“Apabila kita mengingat kembali saat kita mendapat pertolongan, seringkali mereka adalah teman-teman kita−orang-orang biasa yang ada dalam hidup kita sehari-hari. Kehadiran mereka dalam hidup kita disertai belas kasihan dan cinta kasih. Itulah cara Allah yang sempurna.”- Edward Welch
Saling Berdampingan, buku yang ditulis oleh seorang konselor Kristen Edward Welch ini, menghadirkan realitas yang cukup menjadi perenungan setiap kita yang mengaku sebagai anggota tubuh Kristus: kita adalah manusia yang penuh kelemahan. Artinya, gereja yang merupakan kumpulan anggota tubuh Kristus adalah sekumpulan manusia yang penuh kelemahan. Harus diakui, setiap hari ada sederet kesulitan yang hadir dalam kehidupan kita: kelelahan karena sejumlah tugas yang harus diselesaikan, ketidakpastian keuangan atau pekerjaan, kondisi kesehatan yang menurun, dukacita karena kehilangan orang yang dikasihi, relasi yang rentan terhadap pertikaian, dan lain-lain. Namun, jika kita melihat lebih jauh ke dalam firman Allah, kesulitan-kesulitan ini memiliki ruang untuk kita bawa kepada Allah dan kepada saudara-saudara kita sebagai sesama anggota tubuh Kristus.

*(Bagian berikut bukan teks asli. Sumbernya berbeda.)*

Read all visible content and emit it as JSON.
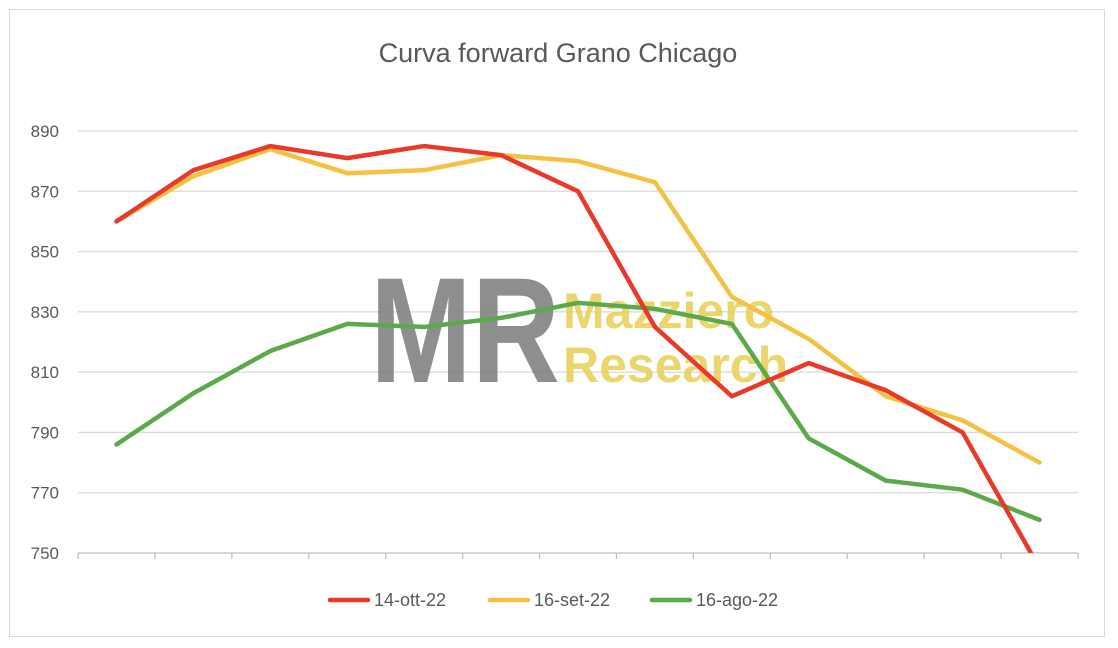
{
  "chart_data": {
    "type": "line",
    "title": "Curva forward Grano Chicago",
    "xlabel": "",
    "ylabel": "",
    "ylim": [
      750,
      890
    ],
    "yticks": [
      750,
      770,
      790,
      810,
      830,
      850,
      870,
      890
    ],
    "x": [
      1,
      2,
      3,
      4,
      5,
      6,
      7,
      8,
      9,
      10,
      11,
      12,
      13
    ],
    "grid": true,
    "legend_position": "bottom",
    "series": [
      {
        "name": "14-ott-22",
        "color": "#e8392a",
        "values": [
          860,
          877,
          885,
          881,
          885,
          882,
          870,
          825,
          802,
          813,
          804,
          790,
          745
        ]
      },
      {
        "name": "16-set-22",
        "color": "#f4c142",
        "values": [
          860,
          875,
          884,
          876,
          877,
          882,
          880,
          873,
          835,
          821,
          802,
          794,
          780
        ]
      },
      {
        "name": "16-ago-22",
        "color": "#5aaa4a",
        "values": [
          786,
          803,
          817,
          826,
          825,
          828,
          833,
          831,
          826,
          788,
          774,
          771,
          761
        ]
      }
    ]
  },
  "watermark": {
    "logo_text": "MR",
    "line1": "Mazziero",
    "line2": "Research"
  }
}
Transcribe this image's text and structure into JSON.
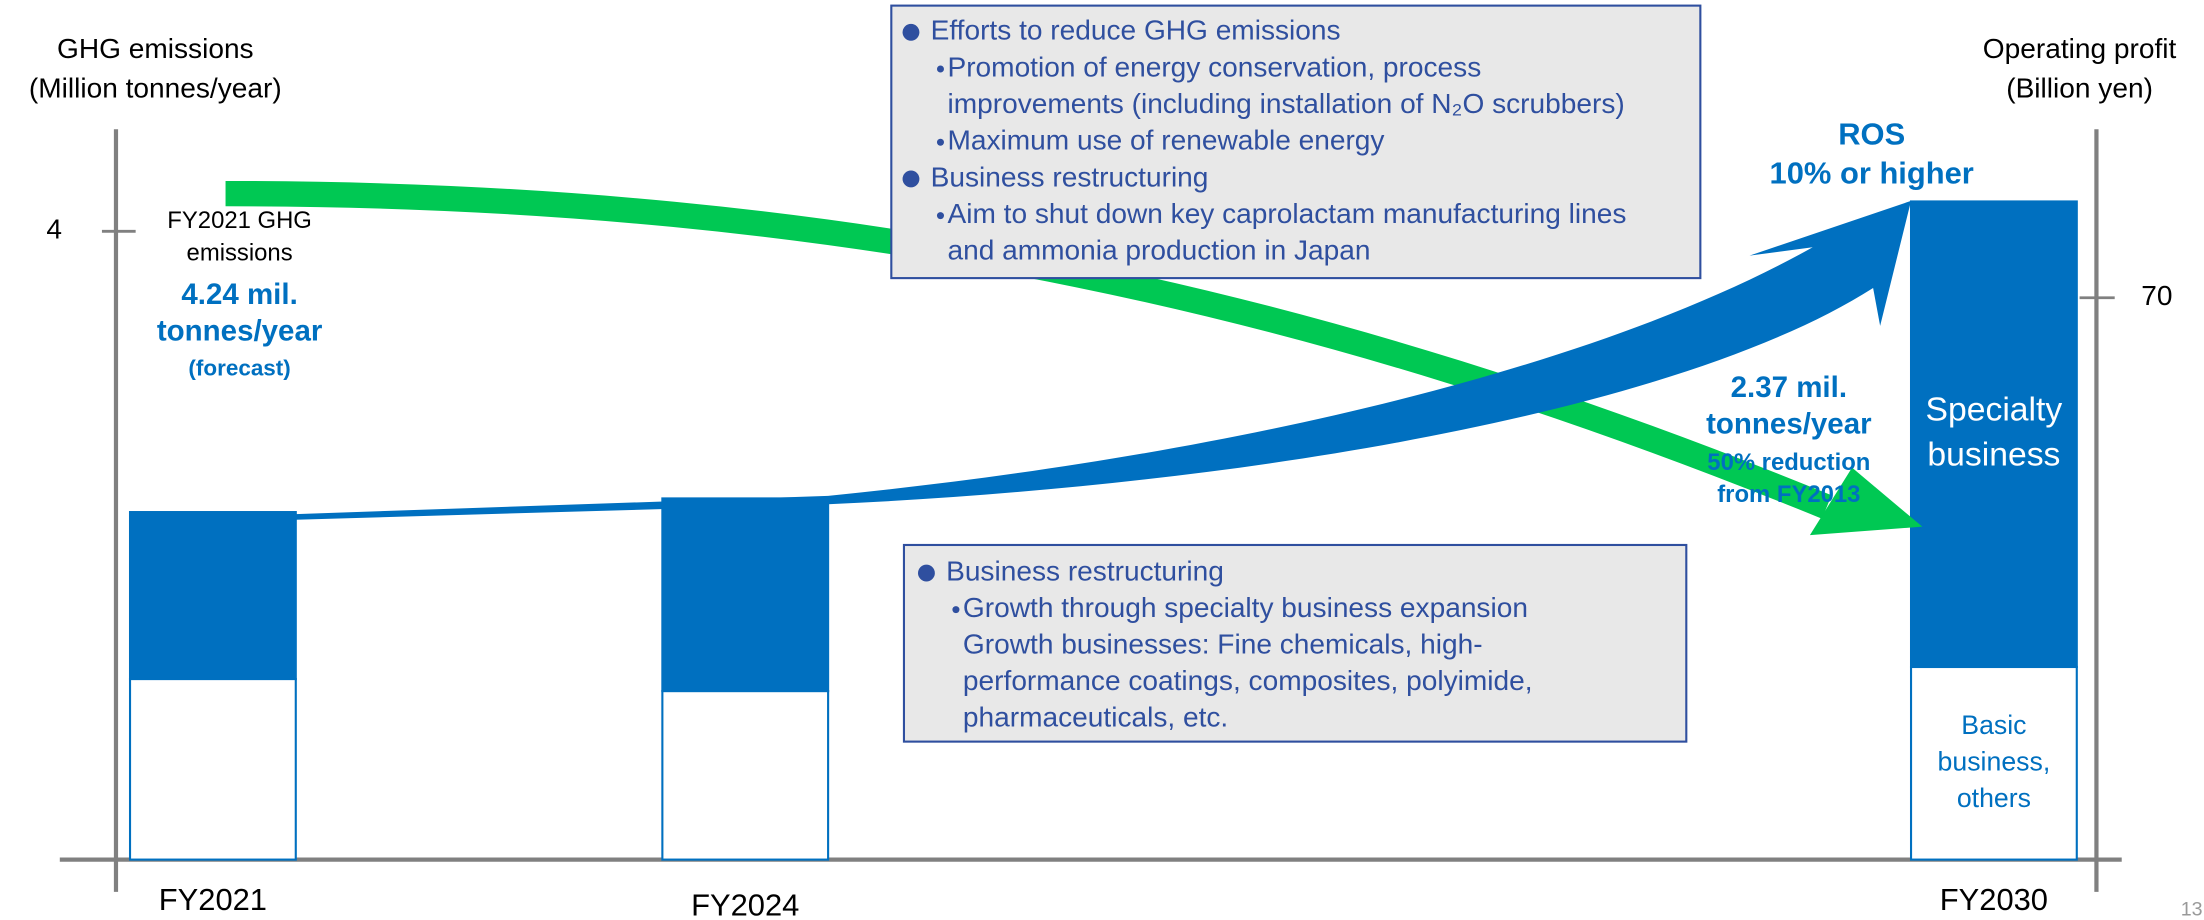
{
  "chart_data": {
    "type": "bar",
    "stacked": true,
    "categories": [
      "FY2021",
      "FY2024",
      "FY2030"
    ],
    "ylabel": [
      "GHG emissions",
      "(Million tonnes/year)"
    ],
    "y2label": [
      "Operating profit",
      "(Billion yen)"
    ],
    "ylim": [
      0,
      4.65
    ],
    "yticks": [
      4
    ],
    "y2lim": [
      0,
      91
    ],
    "y2ticks": [
      70
    ],
    "series": [
      {
        "label": [
          "Basic",
          "business,",
          "others"
        ],
        "color": "#ffffff",
        "edge": "#0070c0",
        "axis": "y2",
        "values": [
          22.5,
          21,
          24
        ]
      },
      {
        "label": [
          "Specialty",
          "business"
        ],
        "color": "#0070c0",
        "edge": "#0070c0",
        "axis": "y2",
        "values": [
          20.8,
          24,
          58
        ]
      },
      {
        "type": "arrow",
        "color": "#00c853",
        "axis": "y",
        "values": [
          4.24,
          null,
          2.37
        ]
      }
    ],
    "annotations": {
      "fy2021_ghg": [
        "FY2021 GHG",
        "emissions",
        "4.24 mil.",
        "tonnes/year",
        "(forecast)"
      ],
      "fy2030_ghg": [
        "2.37 mil.",
        "tonnes/year",
        "50% reduction",
        "from FY2013"
      ],
      "ros": [
        "ROS",
        "10% or higher"
      ]
    },
    "box1": [
      {
        "level": 1,
        "text": "Efforts to reduce GHG emissions"
      },
      {
        "level": 2,
        "text": "Promotion of energy conservation, process"
      },
      {
        "level": 2,
        "continued": true,
        "text": "improvements (including installation of N₂O scrubbers)"
      },
      {
        "level": 2,
        "text": "Maximum use of renewable energy"
      },
      {
        "level": 1,
        "text": "Business restructuring"
      },
      {
        "level": 2,
        "text": "Aim to shut down key caprolactam manufacturing lines"
      },
      {
        "level": 2,
        "continued": true,
        "text": "and ammonia production in Japan"
      }
    ],
    "box2": [
      {
        "level": 1,
        "text": "Business restructuring"
      },
      {
        "level": 2,
        "text": "Growth through specialty business expansion"
      },
      {
        "level": 2,
        "continued": true,
        "text": "Growth businesses: Fine chemicals, high-"
      },
      {
        "level": 2,
        "continued": true,
        "text": "performance coatings, composites, polyimide,"
      },
      {
        "level": 2,
        "continued": true,
        "text": "pharmaceuticals, etc."
      }
    ],
    "page_number": "13"
  }
}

Mazmur 30:9, “Kepada-Mu, ya TUHAN, aku berseru, dan kepada Tuhanku aku memohon.”
Welch menuangkan dua bagian dalam buku ini yang mengajak kita memaknai kehidupan yang saling berdampingan:
- Kita Membutuhkan Pertolongan
Umumnya setiap manusia tidak suka dengan yang namanya kelemahan, dan kerapuhan. Kita lebih suka terlihat mampu, sehat, dan kuat. Namun, di dunia yang sudah jatuh ini, kelemahan dan kerapuhan adalah realitas yang tidak dapat kita hindari dan perlu diterima. Kelemahan dan kerapuhan akan selalu mengiringi hari-hari hidup kita.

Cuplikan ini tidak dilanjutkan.